Weaknesses: W1. Some sensitivity analyses are not performed. a) How many Sinkhorn iterations do you use? What is the sensitivity of the proposed method to varying this parameter? This is important, since the backpropagation assumes that a highly accurate solution to the entropic OT problem has been found, while Sinkhorn iterations only return an approximate solution. b) The computation of k-NN loss from a batch of template examples (as opposed to the entire dataset) introduces a bias, and the stochastic gradients obtained are no longer unbiased estimates of the true gradients. In this case, a sensitivity study must be performed against the size of the template batch. c) It would be interesting to see the sensitivity of the proposed method to the teacher forcing ratio and the smoothing parameter epsilon.

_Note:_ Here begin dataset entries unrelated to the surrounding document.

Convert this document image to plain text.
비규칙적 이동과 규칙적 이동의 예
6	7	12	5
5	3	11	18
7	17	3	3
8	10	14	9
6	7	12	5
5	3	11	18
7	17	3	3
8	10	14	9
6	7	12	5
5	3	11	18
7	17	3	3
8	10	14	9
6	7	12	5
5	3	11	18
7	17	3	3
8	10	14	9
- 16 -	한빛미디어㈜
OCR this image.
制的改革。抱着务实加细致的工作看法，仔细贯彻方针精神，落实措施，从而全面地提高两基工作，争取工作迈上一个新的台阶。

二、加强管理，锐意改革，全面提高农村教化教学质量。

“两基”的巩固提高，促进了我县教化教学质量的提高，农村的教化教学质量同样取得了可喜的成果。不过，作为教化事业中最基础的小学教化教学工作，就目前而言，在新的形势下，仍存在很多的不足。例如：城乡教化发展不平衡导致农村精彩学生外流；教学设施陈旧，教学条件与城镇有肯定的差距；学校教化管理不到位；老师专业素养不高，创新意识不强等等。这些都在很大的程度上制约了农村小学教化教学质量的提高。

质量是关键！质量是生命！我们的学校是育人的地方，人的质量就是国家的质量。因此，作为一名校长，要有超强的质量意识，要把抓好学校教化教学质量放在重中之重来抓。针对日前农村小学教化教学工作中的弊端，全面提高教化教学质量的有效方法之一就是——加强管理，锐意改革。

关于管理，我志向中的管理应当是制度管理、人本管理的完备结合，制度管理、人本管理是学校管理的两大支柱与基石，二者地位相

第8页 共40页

W2. The motivation behind some of the design choices for the differentiable beam search requires more discussion and justification. Some issues I see are: a) The prefix r in eq. (9) involves computing the argmax for the prefix (while the next token is computed as a weighted sum in a differentiable manner). The computation graph created thus involves the argmax, which is not differentiable. Why do the authors not take the approach of computing the embedding E^{1:t} as a weighted sum as well? b) Hidden states are computed as a weighted sum. However, the hidden state dynamics and the next token are not related linearly. Therefore, the hidden state which gives rise to the average token considered in eq. (9) might not correspond to the one considered in eq. (10). c) The loss L_{soft} in line 262 is a token-level loss. It is not clear to me why matching a token given the decoded prefix is the right loss. Is it not more natural to use a sequence level loss? (e.g., Edunov et. al. arXiv:1711.04956). d) What is the strategy used for length mismatch between decoded sequences and the gold sequence? Especially, since the loss L_{soft} is defined token-wise.

Correctness: Yes

Clarity: The paper is reasonably well-written and easy to read.

Relation to Prior Work: Yes. However, the following would be good to have: * A detailed discussion of how the proposed work connects to ranking would be helpful, especially for the case when K=O(n). The current discussion involves only the computational aspects. * How does the proposed approach with K=1 compare to existing approaches for backpropagation through argmax/argmin of a vector? Further, if the proposed approximation be computed in closed-form in this simple case, it might be illuminating to discuss it.

Reproducibility: Yes

Additional Feedback: Post-author-feedback ——————————- Thanks to the authors for their detailed response and the sensitivity analyses. Many of my questions have been answered. I would request the authors to add these details to the paper. I have updated my score accordingly. W2a: It is not obvious to me how this is possible. It would help to add an explanation about this (perhaps in the supplement). W2b: It would help to note the approximation used in the paper My concerns regarding related work are not addressed in the rebuttal. I trust the authors to address these in the final version. ======================================= * Some details are unclear: - Is the same batch used for both the template samples and the template samples? - Which optimizers are used? - What is the running time of the experiments and what is the hardware used? * Regarding the proof of Theorem 1: - L is not strongly convex but only strictly convex (actually, concave) in lines 461-462 - The invocation of implicit function theorem requires checking that its assumptions are true. For instance, see Theorem 2 of the paper Luise et. al. (2018) referred to by the authors. Minor Comments: * Line 178: \omega should be \theta? * Line Line 220: should it be P(y^{t+1} = z_i | ...)? * The use of dx/dt versus \partial x /\partial t is not uniform throughout the paper. In particular, see page 19. * It might be worth clarifying that dx/dt in the multivariate case refers to the Jacobian, and not its transpose. * page 19: a, b are used in place of \xi, \zeta in multiple places.